Someone like You
You’re here, a decade disappeared
and even though time’s arrow propels you
away from your cluttered past, a ghost
of someone like you haunts streets and cities
you’ve left behind, as if a memory, as if grief.
This is what happens to those who migrate.
Through terminal glass, as your plane inhales sky,
someone like you takes a new breath. As you fly
across the Atlantic, rain falling tenderly onto
the skin of the ocean, they return to
the apartment you vacated, their footsteps
upon its wooden floor echoing in the heart.
The wallpaper, desk, chairs, the bed
you once rose late in: these furnish
their mind as well as your own.
When you arrive in a new country,
they write an elegy. When you marry,
they write a sonnet. When your son is born,
their first collection wins the Forward Prize.

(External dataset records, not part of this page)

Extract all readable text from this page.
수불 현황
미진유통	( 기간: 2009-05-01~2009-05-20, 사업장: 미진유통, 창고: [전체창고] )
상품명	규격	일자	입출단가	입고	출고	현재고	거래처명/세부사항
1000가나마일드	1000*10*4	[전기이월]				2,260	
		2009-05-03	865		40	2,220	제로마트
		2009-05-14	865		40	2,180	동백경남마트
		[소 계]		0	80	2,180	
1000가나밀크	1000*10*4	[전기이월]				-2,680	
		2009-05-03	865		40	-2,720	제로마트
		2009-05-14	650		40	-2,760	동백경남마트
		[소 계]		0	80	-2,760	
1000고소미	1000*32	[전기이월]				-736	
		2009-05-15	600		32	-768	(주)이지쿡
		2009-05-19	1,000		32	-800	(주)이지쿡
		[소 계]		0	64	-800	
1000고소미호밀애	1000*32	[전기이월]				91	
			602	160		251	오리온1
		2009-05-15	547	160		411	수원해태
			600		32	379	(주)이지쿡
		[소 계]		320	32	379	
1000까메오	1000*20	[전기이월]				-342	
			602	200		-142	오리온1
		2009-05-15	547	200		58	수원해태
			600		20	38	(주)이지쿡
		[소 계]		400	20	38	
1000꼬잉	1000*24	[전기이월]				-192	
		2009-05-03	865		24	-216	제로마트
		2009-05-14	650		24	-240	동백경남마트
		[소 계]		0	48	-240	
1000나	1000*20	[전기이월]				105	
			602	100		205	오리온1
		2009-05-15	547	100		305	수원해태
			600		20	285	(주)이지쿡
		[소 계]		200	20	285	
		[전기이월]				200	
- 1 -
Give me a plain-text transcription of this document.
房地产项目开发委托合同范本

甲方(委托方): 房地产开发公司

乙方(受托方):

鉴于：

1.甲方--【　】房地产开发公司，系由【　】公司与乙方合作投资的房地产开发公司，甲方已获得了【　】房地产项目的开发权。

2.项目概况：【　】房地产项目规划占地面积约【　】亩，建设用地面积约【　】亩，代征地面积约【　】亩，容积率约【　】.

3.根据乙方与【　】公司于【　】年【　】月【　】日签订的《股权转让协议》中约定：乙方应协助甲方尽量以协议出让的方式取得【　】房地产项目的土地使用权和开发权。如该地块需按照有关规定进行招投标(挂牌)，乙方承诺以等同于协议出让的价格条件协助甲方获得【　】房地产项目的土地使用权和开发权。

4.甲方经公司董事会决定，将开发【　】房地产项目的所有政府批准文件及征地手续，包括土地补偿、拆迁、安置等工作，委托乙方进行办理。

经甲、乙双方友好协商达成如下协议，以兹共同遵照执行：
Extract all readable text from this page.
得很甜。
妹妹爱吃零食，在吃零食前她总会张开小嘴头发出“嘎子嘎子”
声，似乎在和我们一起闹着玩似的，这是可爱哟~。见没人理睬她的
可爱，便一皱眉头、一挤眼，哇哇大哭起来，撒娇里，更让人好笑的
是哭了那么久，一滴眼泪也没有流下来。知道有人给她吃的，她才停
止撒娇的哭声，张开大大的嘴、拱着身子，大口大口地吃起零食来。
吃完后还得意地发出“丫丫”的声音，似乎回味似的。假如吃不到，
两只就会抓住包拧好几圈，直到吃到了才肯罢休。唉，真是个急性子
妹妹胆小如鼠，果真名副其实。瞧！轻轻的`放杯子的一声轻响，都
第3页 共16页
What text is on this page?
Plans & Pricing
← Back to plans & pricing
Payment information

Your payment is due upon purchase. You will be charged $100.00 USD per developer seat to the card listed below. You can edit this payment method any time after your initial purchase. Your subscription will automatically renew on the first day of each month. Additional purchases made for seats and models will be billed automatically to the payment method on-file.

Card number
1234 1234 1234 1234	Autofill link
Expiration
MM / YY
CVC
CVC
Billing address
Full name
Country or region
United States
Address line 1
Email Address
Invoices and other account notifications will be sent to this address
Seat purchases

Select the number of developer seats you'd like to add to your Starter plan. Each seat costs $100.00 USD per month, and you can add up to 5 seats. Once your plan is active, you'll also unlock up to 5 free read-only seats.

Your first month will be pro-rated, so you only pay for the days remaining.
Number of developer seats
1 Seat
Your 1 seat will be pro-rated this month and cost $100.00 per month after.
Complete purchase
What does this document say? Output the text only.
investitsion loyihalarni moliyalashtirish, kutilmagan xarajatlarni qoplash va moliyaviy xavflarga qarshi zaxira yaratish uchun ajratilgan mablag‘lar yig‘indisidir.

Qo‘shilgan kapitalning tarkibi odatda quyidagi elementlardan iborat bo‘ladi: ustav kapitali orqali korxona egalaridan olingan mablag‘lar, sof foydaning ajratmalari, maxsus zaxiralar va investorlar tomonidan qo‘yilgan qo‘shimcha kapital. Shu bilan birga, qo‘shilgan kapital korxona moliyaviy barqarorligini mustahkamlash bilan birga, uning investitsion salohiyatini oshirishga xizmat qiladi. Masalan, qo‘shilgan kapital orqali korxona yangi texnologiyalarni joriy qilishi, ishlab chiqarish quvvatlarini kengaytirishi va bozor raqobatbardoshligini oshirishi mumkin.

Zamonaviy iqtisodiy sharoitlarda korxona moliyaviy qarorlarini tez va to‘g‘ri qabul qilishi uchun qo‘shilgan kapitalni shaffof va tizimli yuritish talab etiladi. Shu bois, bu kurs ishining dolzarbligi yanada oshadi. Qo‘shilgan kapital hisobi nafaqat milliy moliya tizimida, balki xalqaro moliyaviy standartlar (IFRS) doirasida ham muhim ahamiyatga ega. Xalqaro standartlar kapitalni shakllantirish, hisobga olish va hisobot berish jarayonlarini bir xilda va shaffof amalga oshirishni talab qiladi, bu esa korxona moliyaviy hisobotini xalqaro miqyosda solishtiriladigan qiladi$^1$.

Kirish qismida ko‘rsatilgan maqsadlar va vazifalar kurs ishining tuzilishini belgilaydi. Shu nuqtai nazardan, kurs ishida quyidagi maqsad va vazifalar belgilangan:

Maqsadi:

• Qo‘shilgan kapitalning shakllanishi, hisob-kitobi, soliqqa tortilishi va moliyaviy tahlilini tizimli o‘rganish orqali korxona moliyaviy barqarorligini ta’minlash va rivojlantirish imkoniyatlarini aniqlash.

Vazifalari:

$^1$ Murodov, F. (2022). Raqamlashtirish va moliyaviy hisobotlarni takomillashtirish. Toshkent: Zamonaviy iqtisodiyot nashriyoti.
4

This is what you miss now.
The snow someone like you witnesses,
white and plentiful. The children they birth
to absent fathers. The favourite cinemas
that once swallowed reels of time
while you watched Lost Weekend.
The fermenting odour of Edinburgh.
The rich hours wasted in the Louvre,
Les Tuileries and Pere Lachaise.
The searing summer afternoons
on a tinderbox council estate.
Everything someone like you now sees,
smells, touches, hears, tastes and senses
displaces their existence from your own.
One day you’ll return to their land,
turn a key and open a door to find
someone like you extending their hand,
like a live electric cable, and the consequences
of that moment will haunt you forever
even as time’s arrow tears away
once more, and so too you.
Upon Medicating My Son
No exorcism for this.
How each limb fights
its’ puppetry is shadow-show
without relief. Like St Vitus’ Dance,
the physic is veiled in such curses
as my dark poetry no longer orates.
So now, the doll and pin, the pit and fire
are summoned in silent superstition
each morning the teacher cavils again
about my son’s cacoethes, the snare
of his murmuration and twitchery.
No infusion for this.
Forget the wisdom of ergot and vinca,
adder’s fork and blind-worm’s sting,
lizard’s leg and owlet’s wing,
intuition is the wildest remedy.
So now, the school-bell ringing its elegy,
a mind-man brews strange words
like impulsivity and hyperactivity,
while a medicine-man prescribes
my son synthetic herba benedicta.
No spell for this
survives the centuries of mothers
who smouldered through the stake
and lore our lost relative were bound to.
So now my son swallows chemical curatives
and sleeps as if the past never was,
while the coven of night bewitches me
with the charm of his transformation.